Into the void

Our recent project experienced rapid growth, with numerous developers joining the effort, leading to a surge in the daily creation of new components and corresponding unit tests. Each test required mock data, and initially, the creation of mocks was treated as a minor concern, resulting in their definition from scratch for each test suite.

This approach seemed straightforward initially, given the dynamic and startup-like nature of the project's early stages, where practices were still evolving. However, this initial chaos led to a somewhat disorganized atmosphere, with a prevailing attitude of "we will figure it out later." And that's okay. The focus was rightly placed on addressing more critical aspects first. Minor issues could be deferred until there was ample resource capacity or until they began causing problems.

Soon, team members observed the proliferation of duplicated mocks throughout the project, prompting the idea to centralize them in a single location. Thus, creating the `mocks.ts` file was initiated, but its implementation fell short. While some mock objects were transferred there, they remained static, forcing developers to redefine mocks from scratch whenever specific edge cases required variations.

Unfortunately, the `mocks.ts` file grew into an unwieldy collection, encompassing mocks from various domains and teams. As single mock definitions expanded into multiple variants and larger datasets containing numerous entities, the file deviated from its original purpose, becoming a source of confusion rather than clarity.

It's important to note that all these mocks adhere to strict typing, derived from models generated from `openAPI`, which defines the contract between our front-end and back-end systems. Consequently, every mock must accurately reflect the current structure of the API to maintain consistency and ensure alignment between our application layers.

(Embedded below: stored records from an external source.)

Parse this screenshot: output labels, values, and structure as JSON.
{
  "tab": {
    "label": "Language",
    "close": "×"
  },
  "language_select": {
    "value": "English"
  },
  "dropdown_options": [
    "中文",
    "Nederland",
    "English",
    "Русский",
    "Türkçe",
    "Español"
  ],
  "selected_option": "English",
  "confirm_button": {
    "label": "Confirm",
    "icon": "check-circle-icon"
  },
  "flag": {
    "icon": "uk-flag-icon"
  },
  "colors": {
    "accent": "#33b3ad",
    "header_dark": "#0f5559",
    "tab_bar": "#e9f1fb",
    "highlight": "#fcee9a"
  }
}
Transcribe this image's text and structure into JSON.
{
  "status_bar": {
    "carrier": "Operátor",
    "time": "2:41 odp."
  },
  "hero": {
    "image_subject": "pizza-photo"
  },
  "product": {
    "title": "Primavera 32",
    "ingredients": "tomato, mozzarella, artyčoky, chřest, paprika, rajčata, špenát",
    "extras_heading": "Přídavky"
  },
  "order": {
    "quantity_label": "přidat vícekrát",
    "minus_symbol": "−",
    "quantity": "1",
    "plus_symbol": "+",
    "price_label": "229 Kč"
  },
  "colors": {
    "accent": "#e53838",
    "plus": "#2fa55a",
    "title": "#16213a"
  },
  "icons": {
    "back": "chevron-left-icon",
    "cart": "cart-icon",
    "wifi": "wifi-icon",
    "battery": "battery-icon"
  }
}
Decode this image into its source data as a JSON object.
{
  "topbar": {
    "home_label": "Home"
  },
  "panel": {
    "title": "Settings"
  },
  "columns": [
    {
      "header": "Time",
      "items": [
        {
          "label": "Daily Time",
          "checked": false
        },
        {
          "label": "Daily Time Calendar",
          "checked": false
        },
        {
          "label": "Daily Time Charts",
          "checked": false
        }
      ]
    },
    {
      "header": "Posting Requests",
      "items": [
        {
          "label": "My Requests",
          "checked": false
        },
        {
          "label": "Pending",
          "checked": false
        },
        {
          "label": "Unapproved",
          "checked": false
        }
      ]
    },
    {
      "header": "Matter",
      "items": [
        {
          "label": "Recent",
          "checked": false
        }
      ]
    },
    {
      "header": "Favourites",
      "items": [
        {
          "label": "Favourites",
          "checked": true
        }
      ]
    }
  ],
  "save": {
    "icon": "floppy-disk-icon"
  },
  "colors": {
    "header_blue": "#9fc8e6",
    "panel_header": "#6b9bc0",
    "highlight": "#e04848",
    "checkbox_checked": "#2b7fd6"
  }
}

The approach to managing mocks was evidently flawed. While it served its purpose initially, its cumbersome nature became increasingly apparent as the codebase expanded and the API evolved. What once seemed functional and tolerable soon became unwieldy and challenging to maintain, highlighting the need for a more efficient solution.

When we requested the backend team to incorporate additional fields into our API response for a new feature, we anticipated a straightforward integration on the frontend. Adjusting a few lines seemed like a simple task. However, reality hit hard. Adding even a single new field to the model required modifications in nearly 100 files.

Moreover, while many of these files were unaffected by the new field, they still required adjustments to appease TypeScript errors. Each mock object, aligned with the modified model type, demanded manual updates for the new property—a time-consuming endeavor that nobody could afford. With the certainty of more API changes looming, we urgently needed to devise a swift and sustainable solution.

I'm beginning to see the light

Enter the Mock Factory pattern, our saving grace! In essence, it's a function designed to generate mock object based on a specified type. Easy to employ and highly adaptable, the Mock Factory simplifies the process of customizing mocks while ensuring a fresh object is returned with each invocation. Let's take a look at our mock factory creator.

Initialization couldn't be easier. Simply supply the type to the generic argument along with default data. You'll observe the use of `faker.js,` a tremendously helpful tool that furnishes meaningful content for our mocks. Moreover, it generates a unique ID each time, ensuring seamless integration with components that render data lists, for instance.

Utilizing the mock is fairly intuitive. If necessary, we can override it with static data to accommodate specific test cases. Because the `getAccountMock` function is associated with the `Account` type, any attempts to add overrides will be flagged by TypeScript if they deviate from the defined type structure, helping to prevent errors before they occur.

And it's getting brighter

In most scenarios, this mock factory serves its purpose effectively. It provides a fresh mock for each use, allowing for easy overrides with specific values. However, there's room for enhancement. Currently, the factory generates a shallow copy with overrides, preventing the modification of individual properties within nested objects without replacing the entire object.

We can optimize the utility by opting for a deep-copy approach to address this limitation. As an option in our utility, we can utilize `merge` from `lodash` for this purpose. Given the resource-intensive nature of deep copy operations, this improvement ensures its usage only when necessary.

Imagine we've added more details to the `availableBalance` in our `Account` type. Now, we can easily adjust only the `currency` without redoing the whole `availableBalance.` This might seem simple, but it's incredibly useful for dealing with more complex data structures nested several levels deep.

Let it shine

Implementing this pattern demanded significant effort, particularly considering the prevailing technical debt. Nonetheless, the investment yielded substantial benefits. Consider the previous scenario where an API alteration required manual updates across 100 files. This laborious task was minimized to just a few: the type declaration, the default object definition within the mock factory, and the components utilizing the new property.

Over time, the initial confusion disappeared, and the mocks embraced a structured organization. This not only streamlined the process but also facilitated swift access to mocks based on their API, obviating the need to retain them all within the notorious `mocks.ts.` I strongly recommend adopting this pattern early in a project. It not only enhances usability but also serves as documentation of your API, offering extra insights about your types.